From the pink Benettons that instantly bonded her to her high-school best friend, to the Habituals she was wearing when she met her real match, jeans have always been in Nicole Phelps’ big picture. Here, the Style.com editor reflects on some of the pairs that made the most lasting impressions – on her life and in fashion.

 

My favorite pair of jeans? I couldn’t pick just one. We’re living in a golden age for denim. Power stretch. Selvedge. Even monogramming – thank you very much for that development, Frame Denim. Now, nothing comes between me and my NPs.

Times weren’t always this good for jeans, but they’ve been my uniform since I slipped into my first Jordaches at age 10. Scrolling through all the different styles – no one used terms like “fit” and “washes” back then – is part personal narrative, part fashion history.

Before the Jordaches, I fell for a mint green and pink striped polo shirt, and agreed to make my bed for a whole week in order to have it. (My mom and I went shopping after church every Sunday; I guess I know who I have to thank for my career in fashion.) But the polo was a fling. With the white embroidery on the back pockets, their high waist and pin-straight legs, and most of all that deep, blue-black hue, those Jordaches were true love.

I wore them until the knees turned white, right up until the summer between sixth and seventh grades. That August, we moved. Only 12 miles separated Roselle and Glen Ellyn, Illinois, but that was far enough for subtle differences in style. At my new junior high, Guess’ inverted triangle was the badge of cool. I remember calling my old friend to share that bit of news. Nobody wore them back in Roselle, she told me, clueless. Some distances are too far to bridge. We never spoke again, but I had my Guess jeans.

We moved again between eighth and ninth grades. This time across the country to Connecticut. To fit in in preppy Simsbury, I needed a pair of L.L. Bean bluchers. But, my best friend (made on the first day of freshman year when she told me she liked my pink Benetton jeans) and I preferred to stand out. By sophomore year, we were buying men’s Levi’s 501s and 505s, cutting off the hems, and rolling them above our Doc Martens. How advanced were we? Eric Clapton’s “Wonderful Tonight” was the homecoming theme that year; we were listening to R.E.M., the Smiths, the Cure, and New Order.
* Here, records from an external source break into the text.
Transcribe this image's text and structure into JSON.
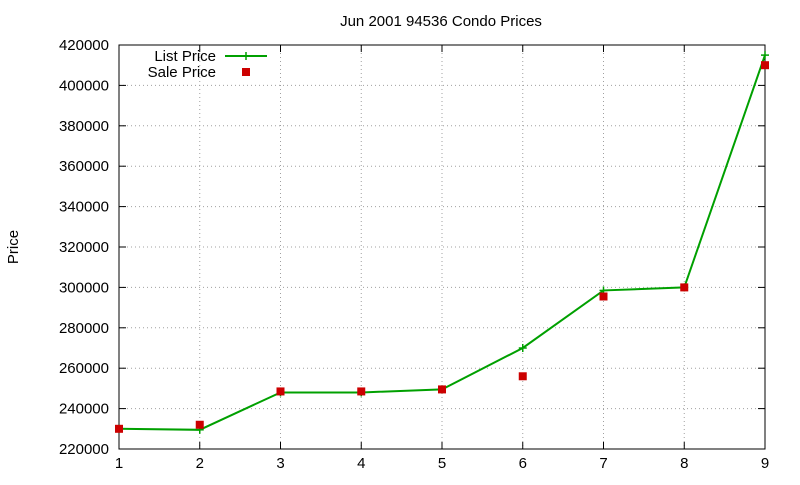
{
  "chart_data": {
    "type": "line",
    "title": "Jun 2001 94536 Condo Prices",
    "xlabel": "",
    "ylabel": "Price",
    "x": [
      1,
      2,
      3,
      4,
      5,
      6,
      7,
      8,
      9
    ],
    "xlim": [
      1,
      9
    ],
    "ylim": [
      220000,
      420000
    ],
    "xticks": [
      "1",
      "2",
      "3",
      "4",
      "5",
      "6",
      "7",
      "8",
      "9"
    ],
    "yticks": [
      "220000",
      "240000",
      "260000",
      "280000",
      "300000",
      "320000",
      "340000",
      "360000",
      "380000",
      "400000",
      "420000"
    ],
    "grid": true,
    "legend_position": "top-left",
    "series": [
      {
        "name": "List Price",
        "style": "line-with-plus-markers",
        "color": "#00a000",
        "values": [
          230000,
          229500,
          248000,
          248000,
          249500,
          270000,
          298500,
          300000,
          415000
        ]
      },
      {
        "name": "Sale Price",
        "style": "square-markers",
        "color": "#cc0000",
        "values": [
          230000,
          232000,
          248500,
          248500,
          249500,
          256000,
          295500,
          300000,
          410000
        ]
      }
    ]
  }
}
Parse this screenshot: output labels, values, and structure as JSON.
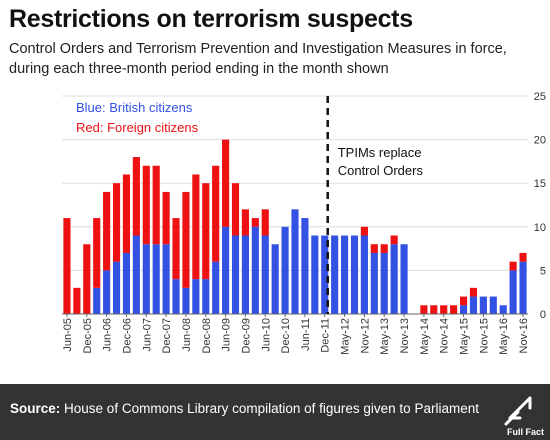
{
  "header": {
    "title": "Restrictions on terrorism suspects",
    "subtitle": "Control Orders and Terrorism Prevention and Investigation Measures in force, during each three-month period ending in the month shown"
  },
  "footer": {
    "source_label": "Source:",
    "source_text": "House of Commons Library compilation of figures given to Parliament",
    "logo_text": "Full Fact"
  },
  "colors": {
    "british": "#3352e3",
    "foreign": "#ee1111",
    "footer_bg": "#333333",
    "grid": "#dddddd"
  },
  "chart_data": {
    "type": "bar",
    "stacked": true,
    "ylim": [
      0,
      25
    ],
    "yticks": [
      0,
      5,
      10,
      15,
      20,
      25
    ],
    "grid": true,
    "legend_position": "top-left",
    "categories": [
      "Jun-05",
      "Sep-05",
      "Dec-05",
      "Mar-06",
      "Jun-06",
      "Sep-06",
      "Dec-06",
      "Mar-07",
      "Jun-07",
      "Sep-07",
      "Dec-07",
      "Mar-08",
      "Jun-08",
      "Sep-08",
      "Dec-08",
      "Mar-09",
      "Jun-09",
      "Sep-09",
      "Dec-09",
      "Mar-10",
      "Jun-10",
      "Sep-10",
      "Dec-10",
      "Mar-11",
      "Jun-11",
      "Sep-11",
      "Dec-11",
      "Feb-12",
      "May-12",
      "Aug-12",
      "Nov-12",
      "Feb-13",
      "May-13",
      "Aug-13",
      "Nov-13",
      "Feb-14",
      "May-14",
      "Aug-14",
      "Nov-14",
      "Feb-15",
      "May-15",
      "Aug-15",
      "Nov-15",
      "Feb-16",
      "May-16",
      "Aug-16",
      "Nov-16"
    ],
    "tick_labels": [
      "Jun-05",
      "Dec-05",
      "Jun-06",
      "Dec-06",
      "Jun-07",
      "Dec-07",
      "Jun-08",
      "Dec-08",
      "Jun-09",
      "Dec-09",
      "Jun-10",
      "Dec-10",
      "Jun-11",
      "Dec-11",
      "May-12",
      "Nov-12",
      "May-13",
      "Nov-13",
      "May-14",
      "Nov-14",
      "May-15",
      "Nov-15",
      "May-16",
      "Nov-16"
    ],
    "series": [
      {
        "name": "Blue: British citizens",
        "values": [
          0,
          0,
          0,
          3,
          5,
          6,
          7,
          9,
          8,
          8,
          8,
          4,
          3,
          4,
          4,
          6,
          10,
          9,
          9,
          10,
          9,
          8,
          10,
          12,
          11,
          9,
          9,
          9,
          9,
          9,
          9,
          7,
          7,
          8,
          8,
          0,
          0,
          0,
          0,
          0,
          1,
          2,
          2,
          2,
          1,
          5,
          6
        ]
      },
      {
        "name": "Red: Foreign citizens",
        "values": [
          11,
          3,
          8,
          8,
          9,
          9,
          9,
          9,
          9,
          9,
          6,
          7,
          11,
          12,
          11,
          11,
          10,
          6,
          3,
          1,
          3,
          0,
          0,
          0,
          0,
          0,
          0,
          0,
          0,
          0,
          1,
          1,
          1,
          1,
          0,
          0,
          1,
          1,
          1,
          1,
          1,
          1,
          0,
          0,
          0,
          1,
          1
        ]
      }
    ],
    "annotation": {
      "text": "TPIMs replace Control Orders",
      "line1": "TPIMs replace",
      "line2": "Control Orders",
      "at_category": "Dec-11"
    }
  }
}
On rare trips to New York City, we headed straight for Antique Boutique on Broadway, where the giant American Apparel is today. In the basement there were racks and racks of old, worn-in jeans. I bought a very nearly threadbare pair of flared Lees (the denim was thinner than Levi’s), stitched the holes on the seat with colorful needlepoint thread, and wore them until my mom threw them out disgraced.
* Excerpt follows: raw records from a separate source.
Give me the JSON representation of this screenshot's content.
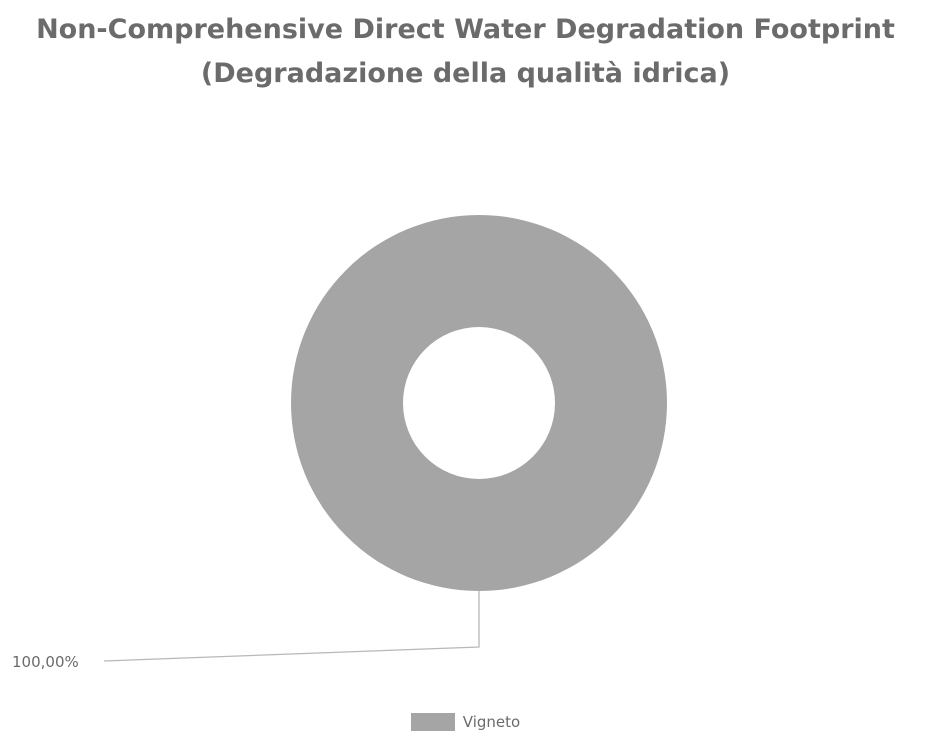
{
  "chart_data": {
    "type": "pie",
    "variant": "doughnut",
    "title": "Non-Comprehensive Direct Water Degradation Footprint",
    "subtitle": "(Degradazione della qualità idrica)",
    "slices": [
      {
        "label": "Vigneto",
        "value": 100,
        "display_value": "100,00%",
        "color": "#a5a5a5"
      }
    ],
    "legend_position": "bottom"
  }
}
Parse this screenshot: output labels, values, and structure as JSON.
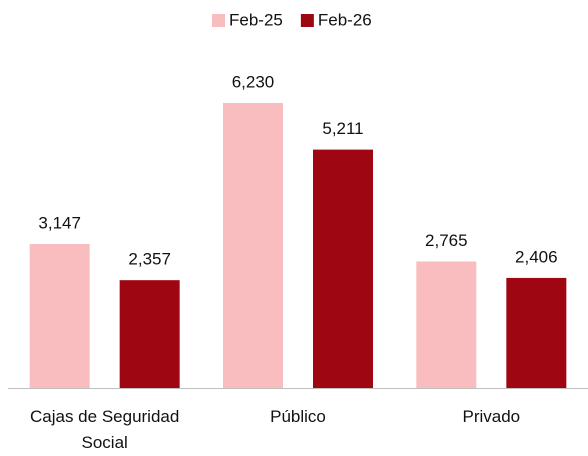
{
  "chart_data": {
    "type": "bar",
    "categories": [
      "Cajas de Seguridad Social",
      "Público",
      "Privado"
    ],
    "series": [
      {
        "name": "Feb-25",
        "color": "#f9bdc0",
        "values": [
          3147,
          6230,
          2765
        ],
        "value_labels": [
          "3,147",
          "6,230",
          "2,765"
        ]
      },
      {
        "name": "Feb-26",
        "color": "#9e0712",
        "values": [
          2357,
          5211,
          2406
        ],
        "value_labels": [
          "2,357",
          "5,211",
          "2,406"
        ]
      }
    ],
    "legend": "top"
  }
}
My thing for used 501s lasted through four boyfriends, college, and my first job in New York. I landed at Women’s Wear Daily and W magazine in 1996, not long after A.P.C. had moved in on Mercer Street. I was convinced that A.P.C.’s raw indigo denim looked better on other girls than me; blame it on the fact that I didn’t have the stacked heel oxblood leather boots to match – please bring those back, Jean Touitou! Still, I must’ve lived through the breaking-in process two or three times before the aughts arrived and with them an explosion of designer denim. Citizens of Humanity, Paper Denim & Cloth, 7 For All Mankind, Habitual. I was wearing black denim flares with flap pockets from Michael and Nicole Colovos’ label, Habitual, the June night in 2003 that I met my husband Andy. They’re stacked on a shelf in the back of my closet, like a time capsule. Another Habitual pair from the same pile, these in faded blue with a criss-cross motif on the pockets, came back into circulation last summer. I wear them as cut-offs, the rear-end almost as frayed as those Lees from the 80s. Mom’s too far away to complain.
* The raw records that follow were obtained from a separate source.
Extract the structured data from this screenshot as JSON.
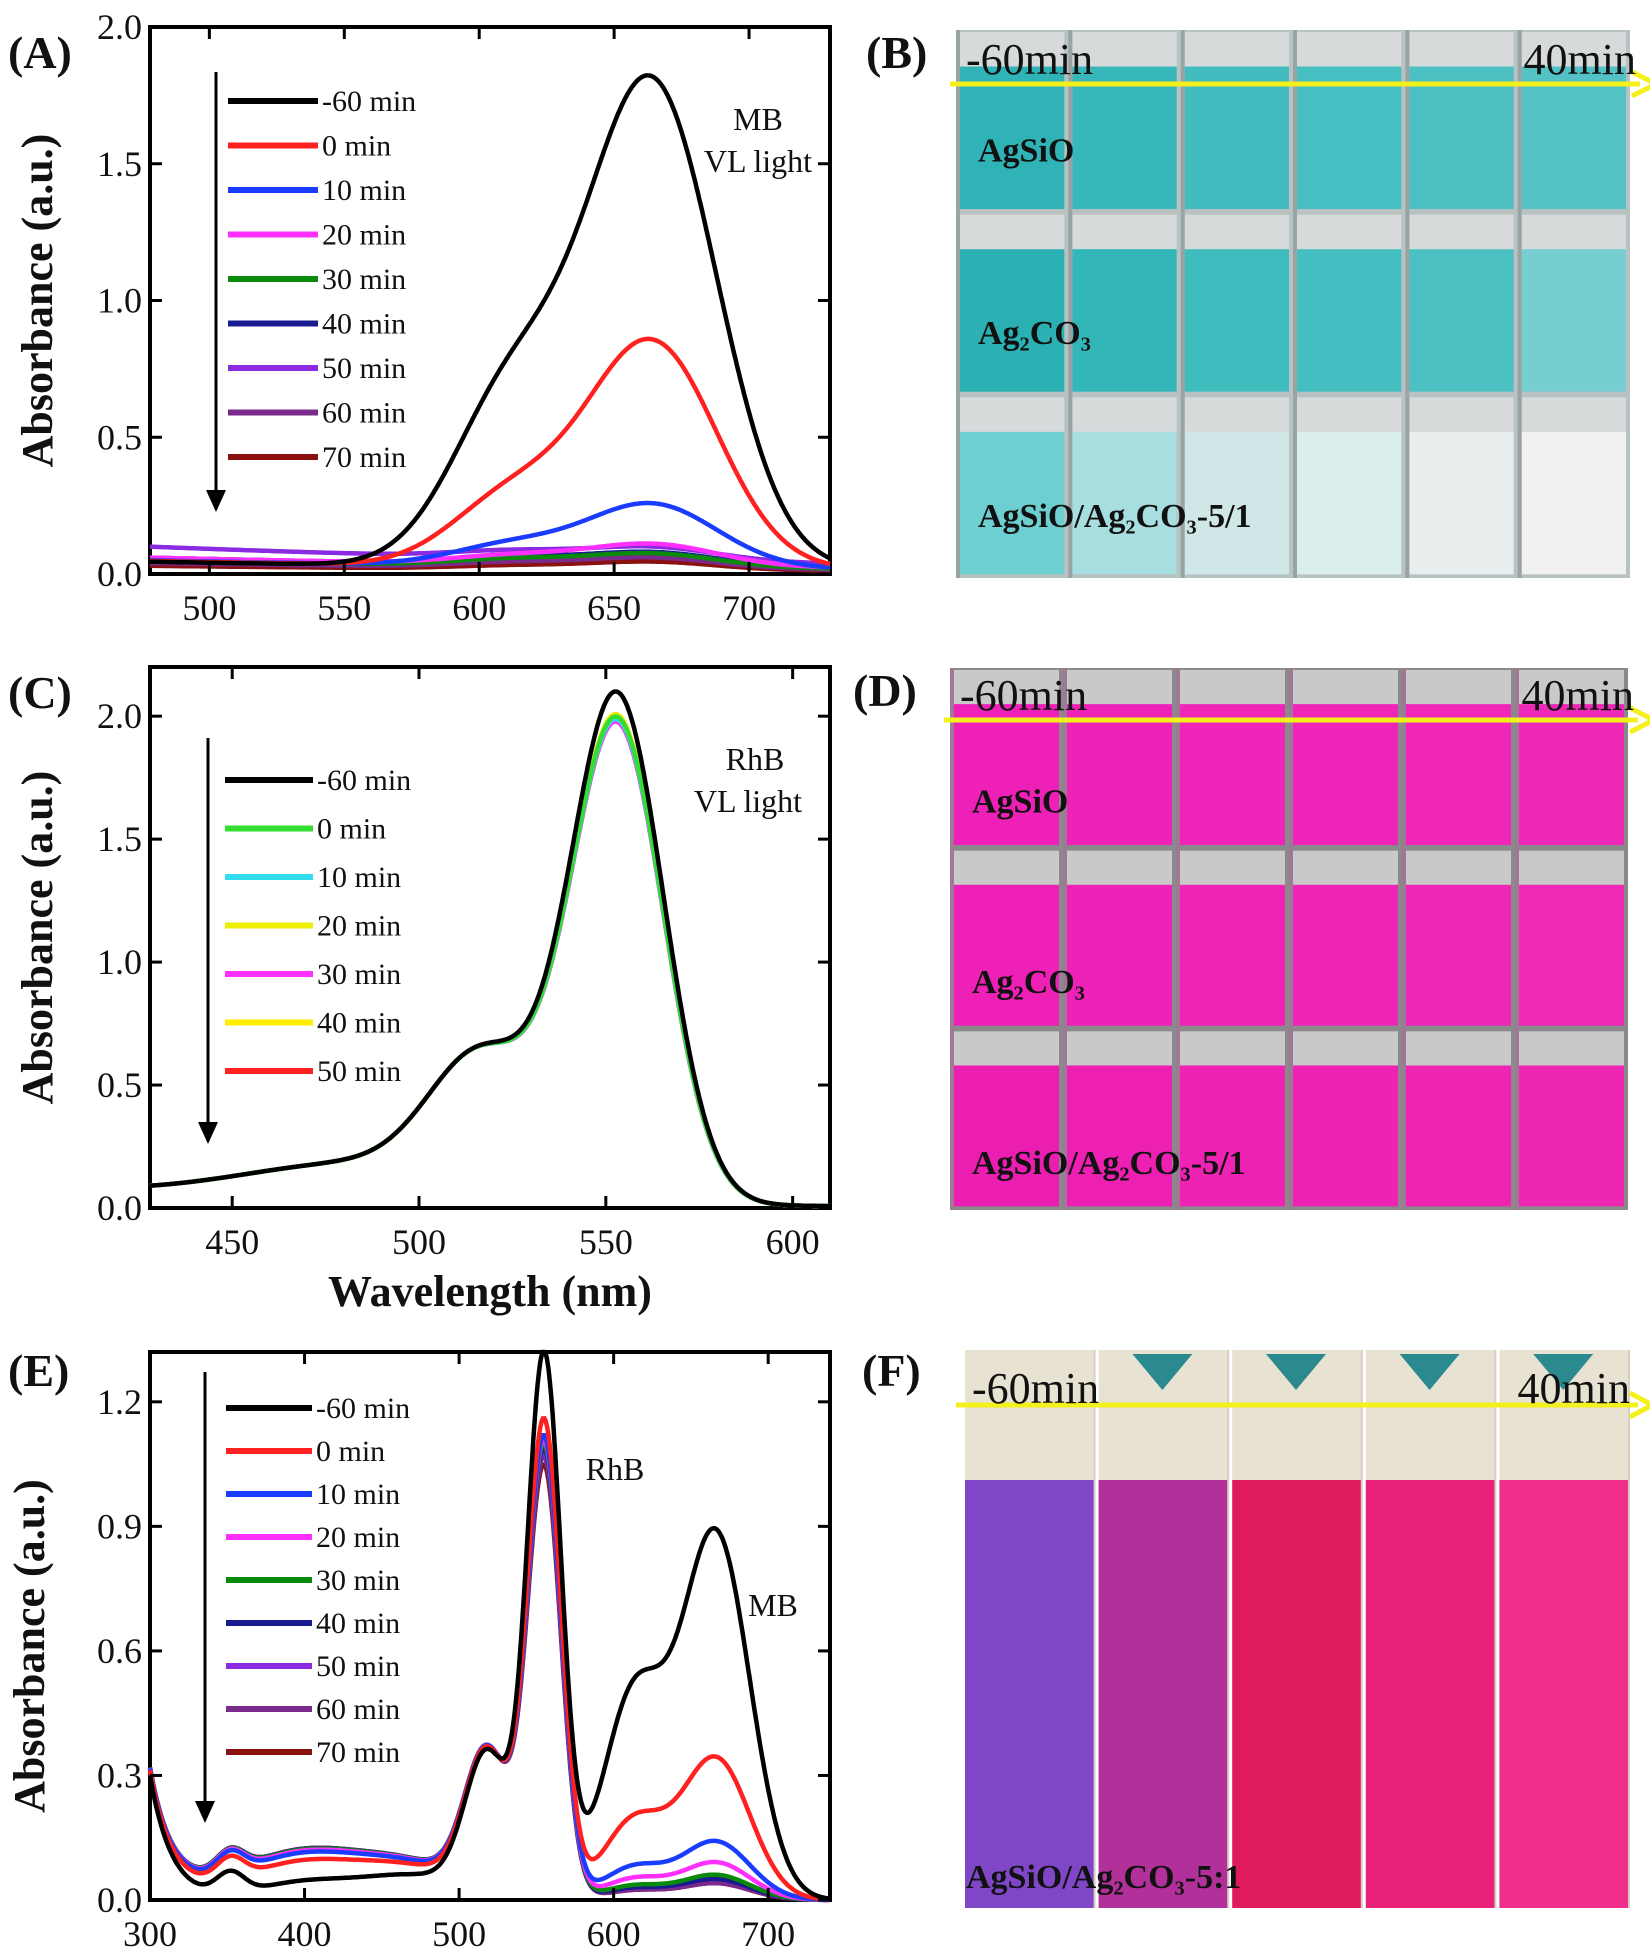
{
  "panels": {
    "A": {
      "label": "(A)"
    },
    "B": {
      "label": "(B)"
    },
    "C": {
      "label": "(C)"
    },
    "D": {
      "label": "(D)"
    },
    "E": {
      "label": "(E)"
    },
    "F": {
      "label": "(F)"
    }
  },
  "photos": {
    "B": {
      "start_label": "-60min",
      "end_label": "40min",
      "rows": [
        {
          "label": "AgSiO",
          "colors": [
            "#2fb3b6",
            "#37b7ba",
            "#43bcbf",
            "#47bec1",
            "#4cc0c3",
            "#53c2c5"
          ]
        },
        {
          "label": "Ag₂CO₃",
          "colors": [
            "#2bb1b4",
            "#33b6b8",
            "#3fbcbe",
            "#44bec0",
            "#4bc1c3",
            "#77ced0"
          ]
        },
        {
          "label": "AgSiO/Ag₂CO₃-5/1",
          "colors": [
            "#6ecfd1",
            "#a7dedf",
            "#cfe7e7",
            "#dbeeee",
            "#e8eeee",
            "#f0f1f0"
          ]
        }
      ]
    },
    "D": {
      "start_label": "-60min",
      "end_label": "40min",
      "rows": [
        {
          "label": "AgSiO",
          "colors": [
            "#ee20b8",
            "#ef22b8",
            "#ef24b8",
            "#ef24b8",
            "#ef26b7",
            "#ee28b6"
          ]
        },
        {
          "label": "Ag₂CO₃",
          "colors": [
            "#ee20b6",
            "#ef22b7",
            "#ef24b7",
            "#ef25b7",
            "#ef27b6",
            "#ee2ab6"
          ]
        },
        {
          "label": "AgSiO/Ag₂CO₃-5/1",
          "colors": [
            "#ec1eb2",
            "#ed20b3",
            "#ee22b3",
            "#ee23b3",
            "#ee25b2",
            "#ee27b2"
          ]
        }
      ]
    },
    "F": {
      "start_label": "-60min",
      "end_label": "40min",
      "label": "AgSiO/Ag₂CO₃-5:1",
      "colors": [
        "#8046c8",
        "#b1309a",
        "#e01a5e",
        "#e9207a",
        "#f02e8c"
      ]
    }
  },
  "chart_data": [
    {
      "id": "A",
      "type": "line",
      "xlabel": "",
      "ylabel": "Absorbance (a.u.)",
      "xlim": [
        478,
        730
      ],
      "ylim": [
        0,
        2.0
      ],
      "xticks": [
        "500",
        "550",
        "600",
        "650",
        "700"
      ],
      "yticks": [
        "0.0",
        "0.5",
        "1.0",
        "1.5",
        "2.0"
      ],
      "annotation": [
        "MB",
        "VL light"
      ],
      "series": [
        {
          "name": "-60 min",
          "color": "#000000",
          "peak": 1.76,
          "shoulder": 1.0,
          "base": 0.05,
          "low_base": 0.04
        },
        {
          "name": "0 min",
          "color": "#ff2020",
          "peak": 0.82,
          "shoulder": 0.4,
          "base": 0.05,
          "low_base": 0.045
        },
        {
          "name": "10 min",
          "color": "#1a3cff",
          "peak": 0.23,
          "shoulder": 0.12,
          "base": 0.05,
          "low_base": 0.05
        },
        {
          "name": "20 min",
          "color": "#ff30ff",
          "peak": 0.08,
          "shoulder": 0.05,
          "base": 0.06,
          "low_base": 0.06
        },
        {
          "name": "30 min",
          "color": "#0a8a0a",
          "peak": 0.05,
          "shoulder": 0.04,
          "base": 0.05,
          "low_base": 0.05
        },
        {
          "name": "40 min",
          "color": "#1a1a90",
          "peak": 0.05,
          "shoulder": 0.04,
          "base": 0.06,
          "low_base": 0.06
        },
        {
          "name": "50 min",
          "color": "#8a2be2",
          "peak": 0.05,
          "shoulder": 0.04,
          "base": 0.1,
          "low_base": 0.1
        },
        {
          "name": "60 min",
          "color": "#7a2a8a",
          "peak": 0.04,
          "shoulder": 0.03,
          "base": 0.04,
          "low_base": 0.04
        },
        {
          "name": "70 min",
          "color": "#8b1010",
          "peak": 0.03,
          "shoulder": 0.02,
          "base": 0.03,
          "low_base": 0.03
        }
      ]
    },
    {
      "id": "C",
      "type": "line",
      "xlabel": "Wavelength (nm)",
      "ylabel": "Absorbance (a.u.)",
      "xlim": [
        428,
        610
      ],
      "ylim": [
        0,
        2.2
      ],
      "xticks": [
        "450",
        "500",
        "550",
        "600"
      ],
      "yticks": [
        "0.0",
        "0.5",
        "1.0",
        "1.5",
        "2.0"
      ],
      "annotation": [
        "RhB",
        "VL light"
      ],
      "series": [
        {
          "name": "-60 min",
          "color": "#000000",
          "peak": 2.05
        },
        {
          "name": "0 min",
          "color": "#33dd33",
          "peak": 1.95
        },
        {
          "name": "10 min",
          "color": "#33ddee",
          "peak": 1.94
        },
        {
          "name": "20 min",
          "color": "#eeee00",
          "peak": 1.96
        },
        {
          "name": "30 min",
          "color": "#ff30ff",
          "peak": 1.93
        },
        {
          "name": "40 min",
          "color": "#ffee00",
          "peak": 1.94
        },
        {
          "name": "50 min",
          "color": "#ff2020",
          "peak": 1.93
        }
      ]
    },
    {
      "id": "E",
      "type": "line",
      "xlabel": "",
      "ylabel": "Absorbance (a.u.)",
      "xlim": [
        300,
        740
      ],
      "ylim": [
        0,
        1.32
      ],
      "xticks": [
        "300",
        "400",
        "500",
        "600",
        "700"
      ],
      "yticks": [
        "0.0",
        "0.3",
        "0.6",
        "0.9",
        "1.2"
      ],
      "annotation": [
        "RhB",
        "MB"
      ],
      "series": [
        {
          "name": "-60 min",
          "color": "#000000",
          "rhb": 1.3,
          "mb": 0.88
        },
        {
          "name": "0 min",
          "color": "#ff2020",
          "rhb": 1.14,
          "mb": 0.34
        },
        {
          "name": "10 min",
          "color": "#1a3cff",
          "rhb": 1.1,
          "mb": 0.14
        },
        {
          "name": "20 min",
          "color": "#ff30ff",
          "rhb": 1.09,
          "mb": 0.09
        },
        {
          "name": "30 min",
          "color": "#0a8a0a",
          "rhb": 1.08,
          "mb": 0.06
        },
        {
          "name": "40 min",
          "color": "#1a1a90",
          "rhb": 1.07,
          "mb": 0.05
        },
        {
          "name": "50 min",
          "color": "#8a2be2",
          "rhb": 1.06,
          "mb": 0.05
        },
        {
          "name": "60 min",
          "color": "#7a2a8a",
          "rhb": 1.05,
          "mb": 0.04
        },
        {
          "name": "70 min",
          "color": "#8b1010",
          "rhb": 1.03,
          "mb": 0.04
        }
      ]
    }
  ]
}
Dozens of jeans have come in and out of my life in the last decade. Stella McCartney made an incredible black denim pair with pocket piping detail for her H&M collaboration. I wore my J Brand flares so often I tore a hole in their backside. For a while, I loved a super-high waisted style from Acne even though Andy joked that they gave me a gin abdomen – a term he coined for the mom-jean belly-pouch. Lately, I’ve been lusting after a dark wash mid-rise style I spotted on the street. The girl I saw wore them with a belt, an accessory I abandoned back when I traded in my 501s for A.P.C.s. Some would say they come dangerously close to mom jeans, too, but I still want them. Love is love.